At every stage, the adolescents, their families and their doctors monitor their development. Each step of their transition is considered independently and carefully by the young people and their families, McNamara says.
A chilling effect
To McNamara, the widespread attempts to take these decisions out of families’ hands by banning care for transgender youth is a clear indication that the goal is not to protect the health of children, as proponents claim. “These bans did not come from a public outcry about concern for trans youth,” she says.
More than 58,000 transgender teenagers who are transitioning are at risk of losing access to their medical care, according to a report from the University of California, Los Angeles, School of Law’s Williams Institute. The effects of these bills and laws would be devastating. A large survey published in Pediatrics in 2018 found that 30 to 50 percent of young trans and nonbinary people reported a previous suicide attempt, compared with less than 9 percent of all adolescents.
Experts hypothesize that this greater suicide risk among trans youth is linked to internalized rejection and shame. In contrast, transgender youth who are supported by their families and receive gender-affirming care have markedly lower rates of depression: gender-affirming care has been associated with a nearly 40 percent reduction in depression and in attempting suicide in the past year. Furthermore, trans youth who have access to puberty suppressants have a much lower risk of lifetime suicide as adults.
All this legislation is at direct odds with the medical guidance of the American Psychiatric Association, the American Medical Association (AMA) and the American Academy of Pediatrics (AAP). These medical organizations recommend these medications and procedures for transgender individuals because there is a corpus of scientific literature affirming their benefits when medically indicated. These treatments are far from new and untested: puberty blockers have been used in medical care since the 1990s.
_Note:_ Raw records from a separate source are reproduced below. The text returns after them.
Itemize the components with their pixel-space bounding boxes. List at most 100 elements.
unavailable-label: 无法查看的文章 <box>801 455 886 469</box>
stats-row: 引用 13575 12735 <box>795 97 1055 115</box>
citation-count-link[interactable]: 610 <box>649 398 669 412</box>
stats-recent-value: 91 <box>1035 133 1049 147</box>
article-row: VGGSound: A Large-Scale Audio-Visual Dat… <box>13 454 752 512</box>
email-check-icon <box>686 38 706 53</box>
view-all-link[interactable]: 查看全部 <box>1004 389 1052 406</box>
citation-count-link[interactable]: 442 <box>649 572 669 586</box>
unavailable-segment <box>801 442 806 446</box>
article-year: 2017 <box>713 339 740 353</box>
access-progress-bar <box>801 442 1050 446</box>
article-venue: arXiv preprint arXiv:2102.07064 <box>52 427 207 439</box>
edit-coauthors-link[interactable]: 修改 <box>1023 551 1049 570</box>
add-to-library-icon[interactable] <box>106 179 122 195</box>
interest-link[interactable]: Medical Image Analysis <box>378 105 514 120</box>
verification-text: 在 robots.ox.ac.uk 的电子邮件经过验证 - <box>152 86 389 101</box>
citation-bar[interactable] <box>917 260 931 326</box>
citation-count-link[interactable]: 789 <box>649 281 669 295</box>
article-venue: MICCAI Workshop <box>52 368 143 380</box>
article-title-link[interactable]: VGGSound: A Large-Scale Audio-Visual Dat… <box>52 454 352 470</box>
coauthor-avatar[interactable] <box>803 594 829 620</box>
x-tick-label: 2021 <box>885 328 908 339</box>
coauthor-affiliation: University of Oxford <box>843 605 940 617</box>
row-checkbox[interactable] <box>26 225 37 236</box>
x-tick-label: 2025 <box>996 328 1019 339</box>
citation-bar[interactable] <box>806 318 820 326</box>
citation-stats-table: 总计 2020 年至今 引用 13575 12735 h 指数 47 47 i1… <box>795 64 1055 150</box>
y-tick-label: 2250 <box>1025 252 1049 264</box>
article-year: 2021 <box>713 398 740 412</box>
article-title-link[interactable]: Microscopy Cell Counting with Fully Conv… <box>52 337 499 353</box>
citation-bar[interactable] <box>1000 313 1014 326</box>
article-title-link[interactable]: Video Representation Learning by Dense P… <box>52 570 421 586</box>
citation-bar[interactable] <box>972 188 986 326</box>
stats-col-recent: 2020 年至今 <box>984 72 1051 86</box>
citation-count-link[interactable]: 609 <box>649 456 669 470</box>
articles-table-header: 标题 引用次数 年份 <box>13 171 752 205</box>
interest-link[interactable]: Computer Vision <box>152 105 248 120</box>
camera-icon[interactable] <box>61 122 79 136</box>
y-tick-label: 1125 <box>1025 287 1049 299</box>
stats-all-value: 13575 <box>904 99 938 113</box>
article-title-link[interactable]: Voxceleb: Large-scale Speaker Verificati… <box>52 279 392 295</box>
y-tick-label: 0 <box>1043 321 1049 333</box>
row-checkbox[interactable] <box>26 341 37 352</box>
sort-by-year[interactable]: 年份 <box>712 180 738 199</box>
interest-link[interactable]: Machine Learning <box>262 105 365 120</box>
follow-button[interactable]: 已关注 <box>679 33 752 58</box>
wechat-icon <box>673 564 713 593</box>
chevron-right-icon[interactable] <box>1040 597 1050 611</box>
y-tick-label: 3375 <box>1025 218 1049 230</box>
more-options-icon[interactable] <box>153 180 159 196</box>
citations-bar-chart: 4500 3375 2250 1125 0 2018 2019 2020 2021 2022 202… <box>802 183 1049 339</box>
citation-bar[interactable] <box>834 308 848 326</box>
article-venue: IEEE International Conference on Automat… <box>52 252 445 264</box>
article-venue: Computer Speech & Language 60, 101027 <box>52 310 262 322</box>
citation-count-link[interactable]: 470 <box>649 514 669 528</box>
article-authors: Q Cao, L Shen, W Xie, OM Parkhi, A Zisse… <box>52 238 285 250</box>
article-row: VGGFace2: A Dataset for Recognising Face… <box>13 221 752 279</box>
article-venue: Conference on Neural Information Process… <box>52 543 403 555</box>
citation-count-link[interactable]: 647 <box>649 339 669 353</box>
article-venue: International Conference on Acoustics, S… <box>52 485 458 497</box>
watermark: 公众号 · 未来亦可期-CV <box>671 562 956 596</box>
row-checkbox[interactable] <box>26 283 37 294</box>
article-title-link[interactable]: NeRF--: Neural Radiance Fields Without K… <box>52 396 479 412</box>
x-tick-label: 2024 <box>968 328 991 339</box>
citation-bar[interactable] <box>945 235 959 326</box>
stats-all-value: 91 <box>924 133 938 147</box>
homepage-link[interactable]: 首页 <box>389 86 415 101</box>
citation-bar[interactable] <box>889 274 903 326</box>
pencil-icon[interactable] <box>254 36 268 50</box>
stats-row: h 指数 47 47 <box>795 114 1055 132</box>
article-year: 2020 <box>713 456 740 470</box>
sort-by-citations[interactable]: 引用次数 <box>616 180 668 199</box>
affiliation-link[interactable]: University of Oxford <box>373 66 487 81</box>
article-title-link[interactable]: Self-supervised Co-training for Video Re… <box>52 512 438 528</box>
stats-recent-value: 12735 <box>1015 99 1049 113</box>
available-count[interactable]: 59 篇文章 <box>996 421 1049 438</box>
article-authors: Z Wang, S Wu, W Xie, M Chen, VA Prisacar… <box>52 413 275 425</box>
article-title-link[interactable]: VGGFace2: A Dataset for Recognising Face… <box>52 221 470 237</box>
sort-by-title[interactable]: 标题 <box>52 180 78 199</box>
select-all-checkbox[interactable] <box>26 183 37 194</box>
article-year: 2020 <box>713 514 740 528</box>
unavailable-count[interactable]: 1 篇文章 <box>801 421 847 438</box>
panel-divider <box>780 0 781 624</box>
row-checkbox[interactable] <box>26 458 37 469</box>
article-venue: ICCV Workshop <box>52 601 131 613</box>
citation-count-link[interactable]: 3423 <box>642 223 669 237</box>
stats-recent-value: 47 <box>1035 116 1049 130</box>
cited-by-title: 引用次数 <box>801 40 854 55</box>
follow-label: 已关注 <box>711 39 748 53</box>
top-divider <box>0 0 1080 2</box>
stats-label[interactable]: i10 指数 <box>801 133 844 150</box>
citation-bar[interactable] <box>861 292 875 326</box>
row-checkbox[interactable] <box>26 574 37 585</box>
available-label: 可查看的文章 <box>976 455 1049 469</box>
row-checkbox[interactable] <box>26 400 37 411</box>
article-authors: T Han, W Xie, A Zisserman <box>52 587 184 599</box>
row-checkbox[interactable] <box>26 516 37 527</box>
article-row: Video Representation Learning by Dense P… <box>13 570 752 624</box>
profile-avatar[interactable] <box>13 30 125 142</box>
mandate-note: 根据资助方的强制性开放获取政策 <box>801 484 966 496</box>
Numerous bills also propose criminalizing physicians if they offer transgender hormone therapy. In medical school, students had lectures on the importance of providing gender-affirming care, as well as panels specifically on the health-care experiences of transgender patients.
“Politicians deciding what doctors can do puts doctors, not only patients, in a really difficult situation ... of not serving the best interests of the patients,” Says Simona Giordano, a bioethicist at the University of Manchester in England. “‘Alarming’ is, I think, the right word.”